“Additional Christmas Features Adorn Temple Square,” Ensign, Feb. 2001, 76–77
Several new Christmas features focusing on the life of the Savior were added to displays on Temple Square in Salt Lake City this past Christmas.
Set just north of the Tabernacle, a new life-sized nativity scene replaced the one that had been used since 1965. The new display gives a more realistic portrayal of life in Bethlehem at the time of Christ.
Church designers developed highly detailed, strikingly lifelike figures, incorporating research to enhance authenticity. The mannequins are representative of the peoples of the Middle East at the time of Christ, and their clothing reflects period styles.

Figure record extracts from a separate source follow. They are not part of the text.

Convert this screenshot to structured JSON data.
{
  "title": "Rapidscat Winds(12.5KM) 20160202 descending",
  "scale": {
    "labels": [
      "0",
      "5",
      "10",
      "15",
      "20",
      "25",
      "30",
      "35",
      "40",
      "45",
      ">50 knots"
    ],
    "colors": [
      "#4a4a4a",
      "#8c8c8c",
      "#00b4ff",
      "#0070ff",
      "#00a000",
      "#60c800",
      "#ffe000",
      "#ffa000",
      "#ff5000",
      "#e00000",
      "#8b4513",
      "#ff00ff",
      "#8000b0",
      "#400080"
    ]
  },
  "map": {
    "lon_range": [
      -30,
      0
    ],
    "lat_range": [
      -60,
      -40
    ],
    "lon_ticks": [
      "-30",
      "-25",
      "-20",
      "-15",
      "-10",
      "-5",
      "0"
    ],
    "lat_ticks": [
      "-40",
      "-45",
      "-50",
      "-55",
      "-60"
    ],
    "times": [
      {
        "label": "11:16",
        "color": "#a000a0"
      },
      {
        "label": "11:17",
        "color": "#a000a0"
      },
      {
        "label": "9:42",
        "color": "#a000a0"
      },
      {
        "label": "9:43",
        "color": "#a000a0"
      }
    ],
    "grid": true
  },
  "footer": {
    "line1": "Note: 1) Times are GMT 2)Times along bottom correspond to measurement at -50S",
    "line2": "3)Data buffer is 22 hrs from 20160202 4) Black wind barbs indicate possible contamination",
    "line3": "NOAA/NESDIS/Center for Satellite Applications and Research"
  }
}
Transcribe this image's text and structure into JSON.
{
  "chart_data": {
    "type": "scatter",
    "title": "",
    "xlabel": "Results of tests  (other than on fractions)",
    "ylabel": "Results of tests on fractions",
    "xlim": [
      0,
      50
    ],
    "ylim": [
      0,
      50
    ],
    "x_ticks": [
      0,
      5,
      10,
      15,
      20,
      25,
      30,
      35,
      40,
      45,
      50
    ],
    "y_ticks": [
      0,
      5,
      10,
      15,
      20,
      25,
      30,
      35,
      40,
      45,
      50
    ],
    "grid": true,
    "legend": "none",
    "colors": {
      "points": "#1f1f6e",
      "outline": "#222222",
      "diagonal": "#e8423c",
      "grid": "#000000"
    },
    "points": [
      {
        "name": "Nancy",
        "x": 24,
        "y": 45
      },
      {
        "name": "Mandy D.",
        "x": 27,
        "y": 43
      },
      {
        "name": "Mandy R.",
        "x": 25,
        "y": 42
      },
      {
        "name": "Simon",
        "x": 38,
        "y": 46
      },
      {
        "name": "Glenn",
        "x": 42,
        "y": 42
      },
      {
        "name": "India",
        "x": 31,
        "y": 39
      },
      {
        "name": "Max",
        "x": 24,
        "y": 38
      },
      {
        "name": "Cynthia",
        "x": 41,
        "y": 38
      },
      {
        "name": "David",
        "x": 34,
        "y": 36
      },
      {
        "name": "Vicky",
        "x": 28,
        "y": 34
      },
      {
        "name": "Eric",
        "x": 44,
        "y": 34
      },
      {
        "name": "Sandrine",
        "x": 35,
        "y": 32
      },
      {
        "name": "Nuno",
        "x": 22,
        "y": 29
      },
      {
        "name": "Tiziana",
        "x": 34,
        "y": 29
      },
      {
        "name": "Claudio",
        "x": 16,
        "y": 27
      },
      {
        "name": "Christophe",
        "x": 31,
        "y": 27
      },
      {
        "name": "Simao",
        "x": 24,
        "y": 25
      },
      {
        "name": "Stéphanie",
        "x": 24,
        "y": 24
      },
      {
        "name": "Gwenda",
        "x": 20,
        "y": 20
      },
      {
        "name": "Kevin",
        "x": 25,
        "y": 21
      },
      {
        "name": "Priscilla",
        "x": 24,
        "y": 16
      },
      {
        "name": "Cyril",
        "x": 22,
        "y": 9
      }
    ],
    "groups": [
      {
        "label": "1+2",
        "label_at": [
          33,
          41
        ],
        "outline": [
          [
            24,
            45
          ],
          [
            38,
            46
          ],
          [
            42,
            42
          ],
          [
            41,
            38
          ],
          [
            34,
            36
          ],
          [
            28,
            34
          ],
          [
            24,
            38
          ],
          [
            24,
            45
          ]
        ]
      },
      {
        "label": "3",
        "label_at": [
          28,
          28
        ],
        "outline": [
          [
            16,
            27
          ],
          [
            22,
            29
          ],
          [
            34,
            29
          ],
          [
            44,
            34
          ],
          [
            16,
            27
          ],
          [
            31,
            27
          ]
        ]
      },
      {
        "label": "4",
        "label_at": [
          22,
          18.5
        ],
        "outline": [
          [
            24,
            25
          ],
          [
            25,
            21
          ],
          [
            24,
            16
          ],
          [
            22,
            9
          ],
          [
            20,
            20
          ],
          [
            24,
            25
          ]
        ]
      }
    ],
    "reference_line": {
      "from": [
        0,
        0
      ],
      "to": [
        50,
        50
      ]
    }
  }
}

The nativity scene has shepherds of all ages and a variety of animals. The figures are placed on a cavelike, stone backdrop representing the innkeeper’s stable. A narration of the nativity, broadcast from a nearby sound system, concludes with President Gordon B. Hinckley’s testimony of the living Christ.
A similar lifelike representation, a new diorama based on Harry Anderson’s painting Christ and the Children, was on display east of the temple. Also on display were four smaller nativity scenes, designed to reflect cultures from “the four corners of the earth,” and 1,000 hand-crafted lights floating on the reflecting pool in front of the temple.
The Conference Center was decorated for Christmas for the first time, its trees blazing with thousands of tiny lights. Hundreds of new luminarias, lanterns with backlighted silhouettes depicting scenes from the Savior’s life, were added to the Church Office Building Plaza.
More than a million people visit Temple Square each Christmas season.